In this blog I’ve been writing about the possibility of change in my life. I’ve been anticipating the unexpected as my husband and I think about a new career for him and where that might lead us, envisioning us in a new community and a new home. I have been hopeful and excited, even when my own plans haven’t seemed to materialize. I trust that God has something better in mind.
I have been in Nashville this week completing a two-year program for pastors I began when I was leading a local church. This program was designed for pastors fairly new to ministry who wanted companions on their journeys, people who understood that God designed us for community and wanted to live that out in their ministries. I couldn’t have predicted two years ago that my journey would lead out of local church pastorate, but it did. First to finish my Master’s degree in Creative Writing, and then into waiting for the next right thing.
While I have been reconnected with these Companions in Ministry, my extended family (whom I haven’t written about because their story is not necessarily mine to tell) has been gathered in its own sort of community. A family journeying with medical staff formed a community of care and concern while one of our beloved suffers the tragedy of contracting West Nile Virus from an organ transplant. The past months we have been hopeful. Hopeful that there would be a definitive diagnosis, treatment and cure. And when that couldn’t happen, hopeful that he would qualify for a transplant, receive one, and go on to live a healthy life with his wife.
Last night I spoke with my husband to find out that our dear one has no hope of recovery, no hope for any quality of life.

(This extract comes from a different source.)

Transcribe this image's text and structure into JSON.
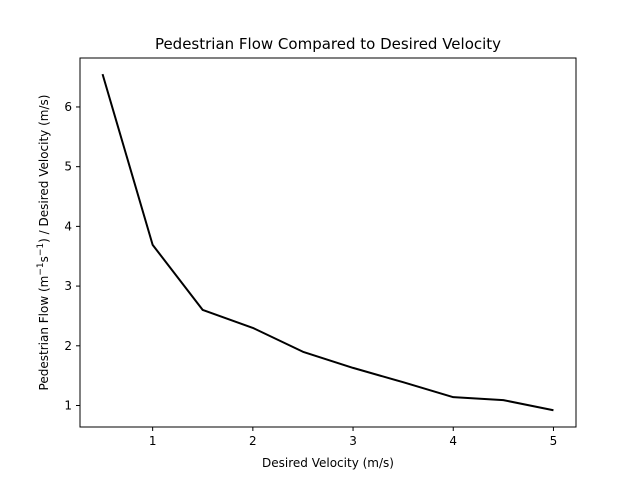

Just last week, before the virus had taken its terrible toll, the doctors and family all had hope for a full recovery. In our closing worship service in Nashville this morning, Trevor Hudson, an amazing spiritual pastor from South Africa, who had been talking to us about the gospel themes of friendship, spoke of hope, and how devastating it is when hope brings us pain. He didn’t have a clue about my family circumstances, but he could have been speaking right to us. When our dashed hopes bring us to deep pain, it is there in our suffering that we struggle to claim a deeper even richer hope.
I thought about my family in California. In the next few days, after we have all had a chance to say goodbye, life support will be removed and then, horrible as it seems we will hope for death. A good death. And beyond that, what will we hope for? I will hope for the grieving spouse a reserve of inner strength, the companioning of family and friends, the ability to walk into the darkness and not be consumed by it, the image of God’s light, however it comes to her, to carry her through the days, months, and years ahead as she lives out a life she did not expect or plan for.
In the meantime, we cry for our loss, for all we are going to miss and are just beginning to sense, and for the loss our dear one has suffered. And in the pain of hope, I am thankful for the small mercies. That neither my husband nor I have jobs, that our house has not sold, that we are still home in the same small town where our extended family lives, that we can be present in some small way to honor their lives and their suffering and their hope as family, as companions in our communal life.